忽而有劲风穿巷而过,擦过断壁残垣,发出呜呜声响,卷起细碎尘埃,带出浅淡腐味,衬得这空城更加死寂荒寒,连赤日落下都温不暖这满目萧索。
岑矜就这般漫无目的的走走看看,直到天目降落,几人才穿过外城,在内城最深处一处宅院门前站定。
“便先将此处作为四公主府吧。”
站在朱漆大门外抬眸望去,庭院中生满齐腰荒草,石桌的青灰若隐若现,野藤攀廊蜿蜒而上几乎缠满窗棂。
倒是自屋后伸出的杏树枝丫上挂满拇指大的绿果,却再也不见摘取之人。
“是主子。”
惊鹊和小安子齐齐躬身朝岑矜行礼,“奴婢/奴才这就去收拾。”
这屋舍外面看着还算完整,内里却也是缺檐少角,不过对风餐露宿了两个月的几人来说已经心满意足了。
主仆几人捡柴火烤红薯凑合着填饱肚子,很快收拾出两个房间便睡下了。
好在如今已是初夏,这雍城的夜晚算不得热,但也不会把人冻着了。
奈何将将过去的这两个月里,岑矜两死两生,心绪起落过大,又舟车劳顿。
难得安顿下来好好睡个安稳觉,这不,精神一放松,人便病倒了,子时刚过就发烧了。
院里石桌上,小安子正把毒草磨成粉,突然听到岑矜房里传来细碎的呜咽声,赶紧压低声音开口,“惊鹊,主子在哭,快快快……快去看看。”
惊鹊心里一紧,把火把塞进小安子手里就跑进了房内,小安子犹豫片刻转身加快了点火的速度。
“主子发烧了,你烧些水送进来”,很快惊鹊端着水盆走出来,“这个也拿去剪了。”
小安子整颗心都悬起来,往烧着水的火堆里加了柴,又小心把药倒进瓦罐,“主子烧的可严重?”
漫说是在这雍城,便是在皇城脚下,发烧都是令人心惊胆战的病。
惊鹊颔首咬紧嘴唇,艳眸中盈满湿意,泪珠无声从眼角滚落,“主子呓语里仍惦记着想回家。”

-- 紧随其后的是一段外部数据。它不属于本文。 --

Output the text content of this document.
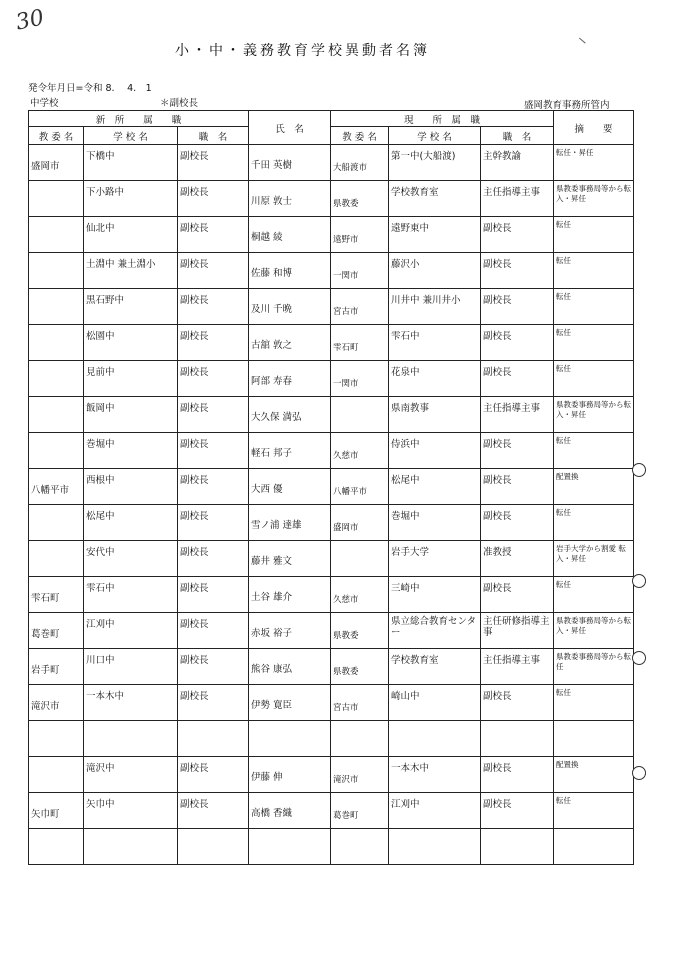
30
小・中・義務教育学校異動者名簿
発令年月日=令和 8.　 4.　1
中学校	＊副校長	盛岡教育事務所管内
新　所　　属　　職			氏　名	現　　所　属　職			摘　　要
教 委 名	学 校 名	職　名		教 委 名	学 校 名	職　名	

盛岡市	下橋中	副校長	千田 英樹	大船渡市	第一中(大船渡)	主幹教諭	転任・昇任

	下小路中	副校長	川原 敦士	県教委	学校教育室	主任指導主事	県教委事務局等から転入・昇任

	仙北中	副校長	桐越 綾	遠野市	遠野東中	副校長	転任

	土淵中 兼土淵小	副校長	佐藤 和博	一関市	藤沢小	副校長	転任

	黒石野中	副校長	及川 千晩	宮古市	川井中 兼川井小	副校長	転任

	松園中	副校長	古舘 敦之	雫石町	雫石中	副校長	転任

	見前中	副校長	阿部 寿春	一関市	花泉中	副校長	転任

	飯岡中	副校長	大久保 満弘		県南教事	主任指導主事	県教委事務局等から転入・昇任

	巻堀中	副校長	軽石 邦子	久慈市	侍浜中	副校長	転任

八幡平市	西根中	副校長	大西 優	八幡平市	松尾中	副校長	配置換

	松尾中	副校長	雪ノ浦 達雄	盛岡市	巻堀中	副校長	転任

	安代中	副校長	藤井 雅文		岩手大学	准教授	岩手大学から割愛 転入・昇任

雫石町	雫石中	副校長	土谷 雄介	久慈市	三崎中	副校長	転任

葛巻町	江刈中	副校長	赤坂 裕子	県教委	県立総合教育センター	主任研修指導主事	県教委事務局等から転入・昇任

岩手町	川口中	副校長	熊谷 康弘	県教委	学校教育室	主任指導主事	県教委事務局等から転任

滝沢市	一本木中	副校長	伊勢 寛臣	宮古市	崎山中	副校長	転任

	滝沢中	副校長	伊藤 伸	滝沢市	一本木中	副校長	配置換

矢巾町	矢巾中	副校長	高橋 香織	葛巻町	江刈中	副校長	転任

小安子甩着拂尘焦急踱步,心里恨透了皇帝和太后的无情,却也无可奈何,“你先进去伺候主子。”
此刻的岑矜也不好受。
翻涌的热浪裹挟着她的四肢百骸,意识混沌中她眼皮沉重的掀不开。
耳边不断响起模糊的人声,却怎么都辨不清是谁。
恍惚间,她眼前的黑暗渐渐退散,映入眼帘的竟是熟悉的暖黄灯光。
这场景太过熟悉,岑矜慌忙站起身确认,随之愣住。
这里竟真的是她在现代的家。
客厅吸顶灯的灯光亮堂堂的落在茶几上,脚下的地板是熟悉的原木色,茶几上摆着她爱吃的水果。
连空气里都飘着洗衣液淡淡的清香,是她这些日子念了千遍万遍的家。
恰在此时,她妈妈端着温好的牛奶走过去递给她爸。
“都这把岁数了还熬夜,赶紧喝完睡觉。”
她爸爸听见声音抬眼,笑着放下手里的报纸接过牛奶。
“那边昼夜温差大,待会儿收拾件厚外套带上。”
两人真切又温暖的声音灌入耳膜,岑矜忍不住泪流满面。
她伸手想触碰他们,想喊一声爸妈,喉咙却像封了蜡,发不出半点声响。
岑矜急着往前凑,身子却轻飘飘的,像踩在云里,刚触到妈妈的衣角,眼前的画面突然晃了晃。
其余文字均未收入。